In the words of OR, the analyst is searching for the solution
that optimizes an objective function, the measure of effectiveness.
Combinatorial optimization provides tools for automating the
search for good solutions and can be of great value for spreadsheet
applications.
A definition of combinatorics comes from
Mathworld:
Combinatorics is the branch of mathematics studying the
enumeration, combination, and permutation of sets of elements
and the mathematical relations that characterize their properties.
Combinatorial optimization does not only enumerate sets, but
has the goal of finding the member of the set that optimizes
an objective function. For OR, combinatorial optimization has
come to mean methods for finding or searching for the optimum
of problems with discrete solution spaces. This is in contrast
to problems with continuous solution spaces, such as nonlinear
programs. Continuous solution spaces allow the use of differentiation
to aid in finding optimum solutions. For combinatorial optimization
differentiation is not commonly used.
The next page shows a general model for the combinatorial optimization
problem (COP). On the following pages we present models for
several COP's that have been considered by OR researchers and
practitioners including the minimal spanning tree, shortest
path tree, traveling salesman, quadratic assignment, job sequencing
and vehicle routing problems. Mathematical programs for integer,
network flow, transportation and assignment optimization are
COP's. The linear program is also a COP when it is recognized
that the optimum can be discovered by searching only extreme
point solutions. The nonlinear program is a COP considering
the problem of finding the global optimum among multiple local
optima. Every spreadsheet model with a single objective and
bounded, discrete decisions can be viewed as a COP.

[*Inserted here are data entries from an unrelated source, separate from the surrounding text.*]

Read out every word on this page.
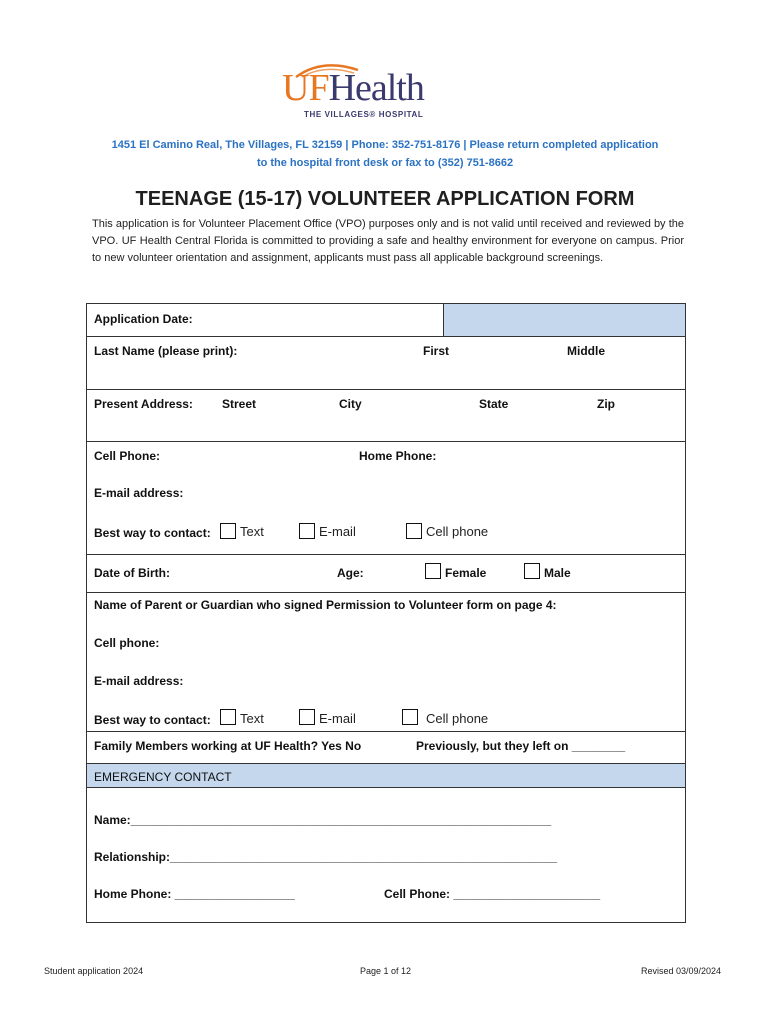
UFHealth
THE VILLAGES® HOSPITAL
1451 El Camino Real, The Villages, FL 32159 | Phone: 352-751-8176 | Please return completed application
to the hospital front desk or fax to (352) 751-8662
TEENAGE (15-17) VOLUNTEER APPLICATION FORM
This application is for Volunteer Placement Office (VPO) purposes only and is not valid until received and reviewed by the VPO. UF Health Central Florida is committed to providing a safe and healthy environment for everyone on campus. Prior to new volunteer orientation and assignment, applicants must pass all applicable background screenings.
Application Date:
Last Name (please print):	First	Middle
Present Address: Street	City	State	Zip
Cell Phone:	Home Phone:
E-mail address:
Best way to contact: Text	E-mail	Cell phone
Date of Birth:	Age:	Female	Male
Name of Parent or Guardian who signed Permission to Volunteer form on page 4:
Cell phone:
E-mail address:
Best way to contact: Text	E-mail	Cell phone
Family Members working at UF Health? Yes No	Previously, but they left on ________
EMERGENCY CONTACT
Name:_______________________________________________________________
Relationship:__________________________________________________________
Home Phone: __________________	Cell Phone: ______________________
Student application 2024	Page 1 of 12	Revised 03/09/2024
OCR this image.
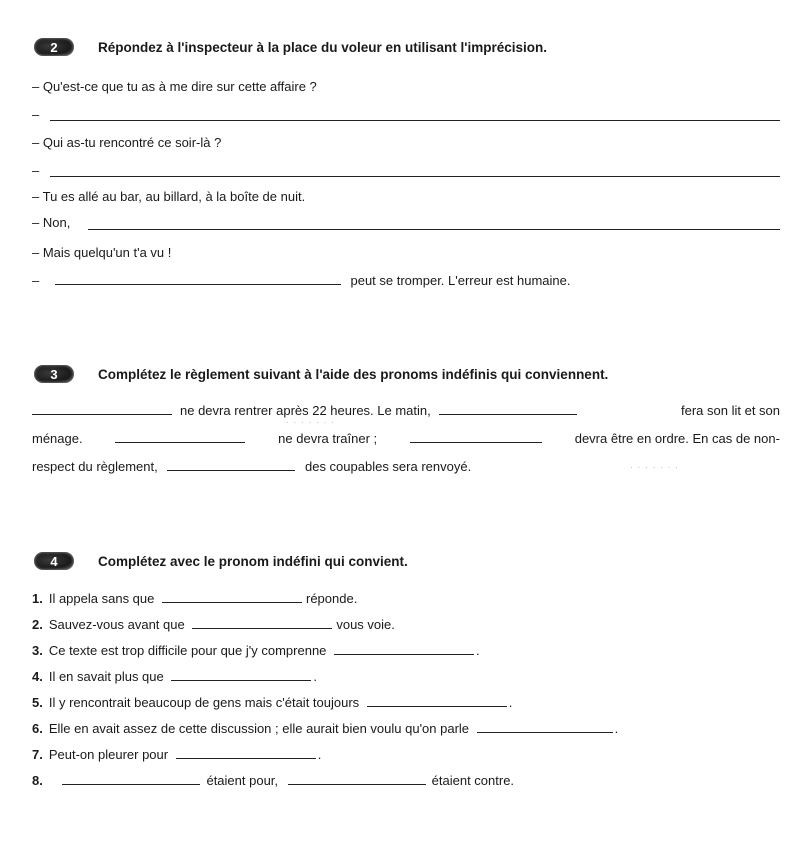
2	Répondez à l'inspecteur à la place du voleur en utilisant l'imprécision.
– Qu'est-ce que tu as à me dire sur cette affaire ?
–
– Qui as-tu rencontré ce soir-là ?
–
– Tu es allé au bar, au billard, à la boîte de nuit.
– Non,
– Mais quelqu'un t'a vu !
–	peut se tromper. L'erreur est humaine.
3	Complétez le règlement suivant à l'aide des pronoms indéfinis qui conviennent.
ne devra rentrer après 22 heures. Le matin,	fera son lit et son
· · · · · · ·
ménage.	ne devra traîner ;	devra être en ordre. En cas de non-
respect du règlement,	des coupables sera renvoyé.	· · · · · · ·
4	Complétez avec le pronom indéfini qui convient.
1. Il appela sans que	réponde.
2. Sauvez-vous avant que	vous voie.
3. Ce texte est trop difficile pour que j'y comprenne	.
4. Il en savait plus que	.
5. Il y rencontrait beaucoup de gens mais c'était toujours	.
6. Elle en avait assez de cette discussion ; elle aurait bien voulu qu'on parle	.
7. Peut-on pleurer pour	.
8.	étaient pour,	étaient contre.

Models are constructed and solution methods are implemented
in the Optimize
and Combinatorics
addins. The Optimize addin is the most general and
provides solutions for several classes of problems. The Combinatorics
addin takes advantage of features of special case problems
to provide faster solutions. Several application addins on
this site, such as Facility
Layout, use COP solution methods to search for the
best solution.
The COP is the most general of the optimization problems considered
by OR and has been the subject of a great deal of research.

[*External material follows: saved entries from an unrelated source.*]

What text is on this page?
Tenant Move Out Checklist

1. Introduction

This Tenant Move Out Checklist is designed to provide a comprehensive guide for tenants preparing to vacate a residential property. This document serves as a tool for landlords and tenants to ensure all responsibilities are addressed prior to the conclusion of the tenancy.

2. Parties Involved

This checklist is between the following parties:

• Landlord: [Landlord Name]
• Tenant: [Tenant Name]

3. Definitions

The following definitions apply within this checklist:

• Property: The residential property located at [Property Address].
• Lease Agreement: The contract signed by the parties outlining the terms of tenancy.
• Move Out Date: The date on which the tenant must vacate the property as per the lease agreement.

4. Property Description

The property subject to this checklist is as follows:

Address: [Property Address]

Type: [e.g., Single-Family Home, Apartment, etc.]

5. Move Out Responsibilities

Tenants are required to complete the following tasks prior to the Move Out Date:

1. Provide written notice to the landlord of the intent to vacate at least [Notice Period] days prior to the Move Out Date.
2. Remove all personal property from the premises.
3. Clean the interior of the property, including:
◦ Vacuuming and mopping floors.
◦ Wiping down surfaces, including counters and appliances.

A general reference is Combinatorial Optimization by
C. H. Papadimitriou and K. Steiglitz, Prentice Hall, 1982. Network
Flows by R. Ahuja, T. Magnanti, and J. Orlin, Prentice
Hall, 1993, describes algorithms for many combinatorial problems
related to networks. Integer and Combinatorial Optimization
by G. Nemhauser and L. Wolsey, Wiley, 1998 describes methods
for solving integer programming and other combinatorial problems.